Were I a more prolific reader and book-blogger I would no doubt be inclined at this time of year to wax lyrical about my favourite book of the year. But I'm not, so I can't. Paul Murray's Skippy Dies, the very first book I reviewed here, would most likely take the crown if I thought about it. Though had Kevin Barry's debut short story collection There Are Little Kingdoms been released this year I would have had an awful lot to think about.
 It was, in fact, released in 2007 - leaving me mystified as to how it took until early this year for me to get wind of it. It appears to have had slow-burning success, garnering rave reviews and high profile admirers such as Roddy Doyle and Anne Enright on the way. It's a kick in the bollocks of a book, giving a stunningly accurate depiction of an Ireland that is so rarely portrayed well in culture, be it high or low brow. The Ireland of midlands ennui and petty personal victories. As soon as Barry launches into his first story, Atlantic City, you feel a surge of familiarity with the protagonist, Jamesie, king of the pool table and the pinball machine, a proud, bored fish in a slightly-too-small pond.
And so it continues from story to story.
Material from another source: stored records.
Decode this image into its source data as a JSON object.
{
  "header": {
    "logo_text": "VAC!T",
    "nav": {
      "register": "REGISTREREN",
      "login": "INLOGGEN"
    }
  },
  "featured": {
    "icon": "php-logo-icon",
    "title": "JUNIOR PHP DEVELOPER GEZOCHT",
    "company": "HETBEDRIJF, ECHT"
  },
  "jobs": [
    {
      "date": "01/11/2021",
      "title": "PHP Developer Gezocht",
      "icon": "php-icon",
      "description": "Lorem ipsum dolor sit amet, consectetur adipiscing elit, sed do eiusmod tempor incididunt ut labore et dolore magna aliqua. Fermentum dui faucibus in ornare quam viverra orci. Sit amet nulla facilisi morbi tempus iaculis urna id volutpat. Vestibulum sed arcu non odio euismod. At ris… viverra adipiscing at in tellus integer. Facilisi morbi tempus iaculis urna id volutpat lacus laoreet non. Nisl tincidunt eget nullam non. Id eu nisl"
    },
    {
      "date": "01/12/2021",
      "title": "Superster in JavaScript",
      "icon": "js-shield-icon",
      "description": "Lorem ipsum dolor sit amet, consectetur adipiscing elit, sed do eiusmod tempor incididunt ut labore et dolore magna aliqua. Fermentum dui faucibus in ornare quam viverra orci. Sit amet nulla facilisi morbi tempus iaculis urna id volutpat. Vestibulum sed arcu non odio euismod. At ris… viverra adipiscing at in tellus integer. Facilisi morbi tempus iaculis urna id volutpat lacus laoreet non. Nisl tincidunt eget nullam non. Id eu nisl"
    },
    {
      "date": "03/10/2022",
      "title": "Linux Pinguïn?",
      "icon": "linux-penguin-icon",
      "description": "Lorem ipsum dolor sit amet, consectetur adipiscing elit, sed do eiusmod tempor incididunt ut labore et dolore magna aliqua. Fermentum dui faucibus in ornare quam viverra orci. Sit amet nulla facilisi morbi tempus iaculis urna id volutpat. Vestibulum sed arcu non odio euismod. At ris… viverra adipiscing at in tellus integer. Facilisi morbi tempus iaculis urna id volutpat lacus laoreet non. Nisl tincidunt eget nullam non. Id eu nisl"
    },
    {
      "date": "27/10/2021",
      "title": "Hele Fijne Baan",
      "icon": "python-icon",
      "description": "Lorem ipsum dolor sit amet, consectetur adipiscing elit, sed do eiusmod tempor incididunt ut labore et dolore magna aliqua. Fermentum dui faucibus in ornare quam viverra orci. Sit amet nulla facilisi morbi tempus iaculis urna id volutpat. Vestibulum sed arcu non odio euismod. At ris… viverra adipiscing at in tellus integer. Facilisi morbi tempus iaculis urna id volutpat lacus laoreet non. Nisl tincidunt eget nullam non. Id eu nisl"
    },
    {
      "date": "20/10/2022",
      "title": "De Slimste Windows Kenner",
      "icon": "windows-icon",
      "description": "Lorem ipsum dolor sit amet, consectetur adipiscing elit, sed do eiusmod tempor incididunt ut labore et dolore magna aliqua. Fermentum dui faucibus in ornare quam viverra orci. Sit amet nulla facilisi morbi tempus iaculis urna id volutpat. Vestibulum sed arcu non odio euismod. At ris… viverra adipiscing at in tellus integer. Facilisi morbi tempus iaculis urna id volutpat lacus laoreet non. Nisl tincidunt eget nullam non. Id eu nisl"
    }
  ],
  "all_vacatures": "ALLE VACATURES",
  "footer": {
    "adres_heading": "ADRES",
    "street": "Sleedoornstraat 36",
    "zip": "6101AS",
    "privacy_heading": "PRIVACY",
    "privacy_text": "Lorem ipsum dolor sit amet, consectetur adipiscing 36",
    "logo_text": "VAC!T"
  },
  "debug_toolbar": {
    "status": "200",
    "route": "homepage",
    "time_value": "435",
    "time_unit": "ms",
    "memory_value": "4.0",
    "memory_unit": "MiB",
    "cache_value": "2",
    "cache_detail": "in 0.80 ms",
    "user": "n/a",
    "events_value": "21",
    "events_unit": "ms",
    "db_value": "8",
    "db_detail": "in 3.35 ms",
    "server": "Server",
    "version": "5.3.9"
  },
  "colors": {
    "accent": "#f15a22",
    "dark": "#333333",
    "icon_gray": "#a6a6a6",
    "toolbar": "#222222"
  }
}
If you don't already know countless examples of these characters in real life then you certainly know they're out there, just a stroke of poor luck away from sitting beside you on a bus, or hitting on you painfully in a provincial nightclub. Donna and Dee, the restless and irritating twins of Ideal Homes provide a perfect example, somehow perfectly encapsulating the new mentality and morality that took hold just as the Celtic Tiger first stirred.
But if it sounds as though Kevin Barry has taken a harsh view of the people of these nondescript towns that dot the country then you'd be mistaken. His pages lack a sense of judgement, simply letting the characters be who they are, letting them reside in their own little kingdoms.
Read this to enjoy some side-splitting, heart-splitting prose, and to learn something you almost already knew about Ireland today.